I never quite idolised Gygax the way a lot of gamers seem to. To me, his ideas about how roleplaying should happen were irritatingly pompous, and following his unsatisfactory advice invariably led to misunderstanding and conflicts. He was a tireless self-promoter who sometimes appeared to overstep the bounds in terms of what credit he could rightfully claim. Not to mention he drove me nuts with his habit of throwing the entire thesaurus at a written concept without giving any particular consideration to clarity (or accuracy, in some cases).

(Okay. Yes. Sometimes I do this. In my defense, I like to think I got the habit from shamelessly aping Douglas Adams’ writing style, not Gary Gygax’s. And shut up).

But to give him credit, he was a pioneer, an advocate and a grand old patriarch of roleplaying. He came across as a passionate hobbyist who was generous with his time, a truly relentless writer (I may not have liked all of his ideas, much less how he expressed them, but I give the man props for his admirable work ethic and productivity) and a gentleman to boot, all the moreso in his latter-day presence on the interwebs. He loved gaming, he loved writing, and he loved talking about what he loved, and he had no problems with sharing that enthusiasm with anyone who’d listen. And let us not forget his timelessly quotable contribution to Futurama: “Greetings, it’s a [rolls dice] pleasure to meet you!” Gotta love someone willing to have the complete piss taken out of him just for cartoon immortality.
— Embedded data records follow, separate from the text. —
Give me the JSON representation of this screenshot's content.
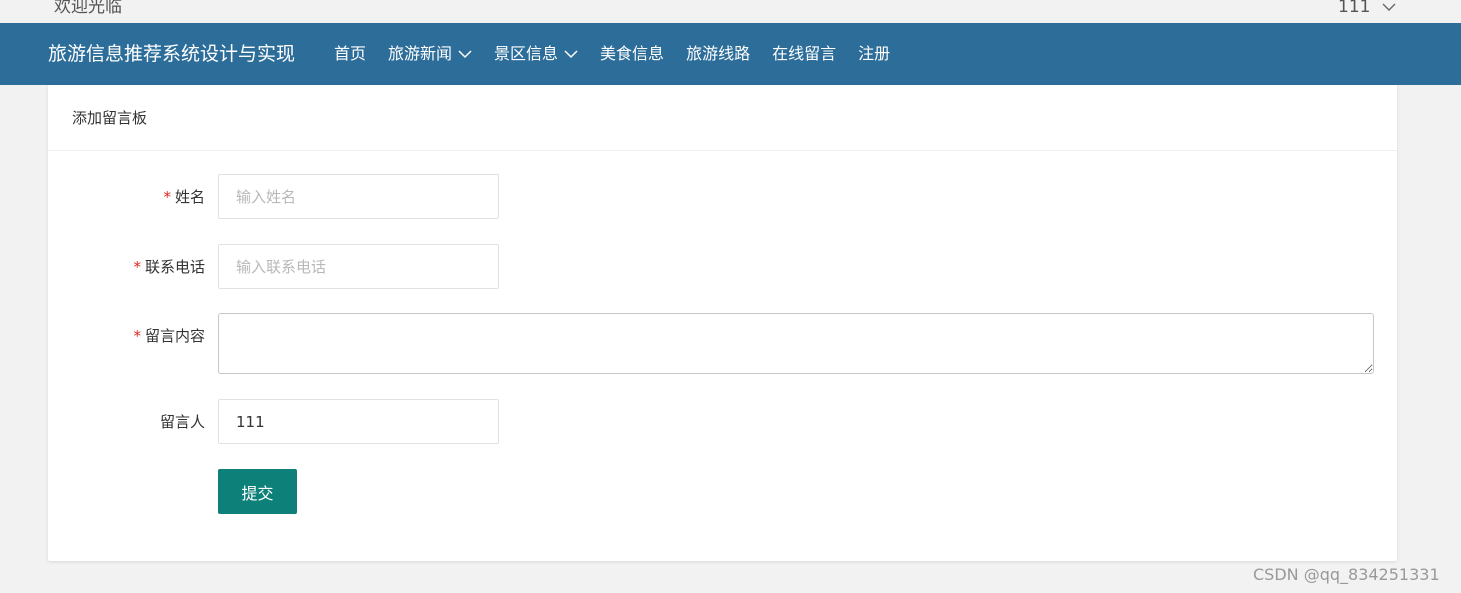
{
  "topbar": {
    "welcome": "欢迎光临",
    "username": "111"
  },
  "navbar": {
    "brand": "旅游信息推荐系统设计与实现",
    "items": [
      {
        "label": "首页",
        "dropdown": false
      },
      {
        "label": "旅游新闻",
        "dropdown": true
      },
      {
        "label": "景区信息",
        "dropdown": true
      },
      {
        "label": "美食信息",
        "dropdown": false
      },
      {
        "label": "旅游线路",
        "dropdown": false
      },
      {
        "label": "在线留言",
        "dropdown": false
      },
      {
        "label": "注册",
        "dropdown": false
      }
    ]
  },
  "form": {
    "title": "添加留言板",
    "required_mark": "*",
    "name": {
      "label": "姓名",
      "placeholder": "输入姓名",
      "value": ""
    },
    "phone": {
      "label": "联系电话",
      "placeholder": "输入联系电话",
      "value": ""
    },
    "content": {
      "label": "留言内容",
      "value": ""
    },
    "author": {
      "label": "留言人",
      "value": "111"
    },
    "submit_label": "提交"
  },
  "watermark": "CSDN @qq_834251331",
  "colors": {
    "navbar_bg": "#2d6d9a",
    "submit_bg": "#0d8079",
    "required": "#e1251b",
    "page_bg": "#f2f2f2"
  }
}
Last night we took a session off from Emma’s Burning Freeport pirate game, with its character-driven play, its free-wheeling plot-light storyline and its frequent player-generated content – little of which would have accorded with Gygax’s roleplaying tastes – in favour of some old fashioned monster-bashing fun. It would have received the Gary stamp of approval, we thought, but even if not, he can rest pretty comfortably, knowing that something he helped build has grown vast and spread far and turned into something that has touched a lot of lives.


  1. Oh for the love of Boccob, your making me cry 🙂

    Comment by Marco — March 8, 2008 @ 2:18 pm

  2. Boccob cares not for your tears.

    Comment by lexifab — March 8, 2008 @ 6:02 pm

  3. Oddly enough I have just been thinking about Gary Gygax for the first time in years… we went off on holiday without little reading matter, and hence picked up two of his books, “Sea of Death” and “Night Arrant” at a used bookstore in Broken Hill. They are soooo identical to the amateur stories people write about their pet characters. But in Gygax’s case, he can be forgiven.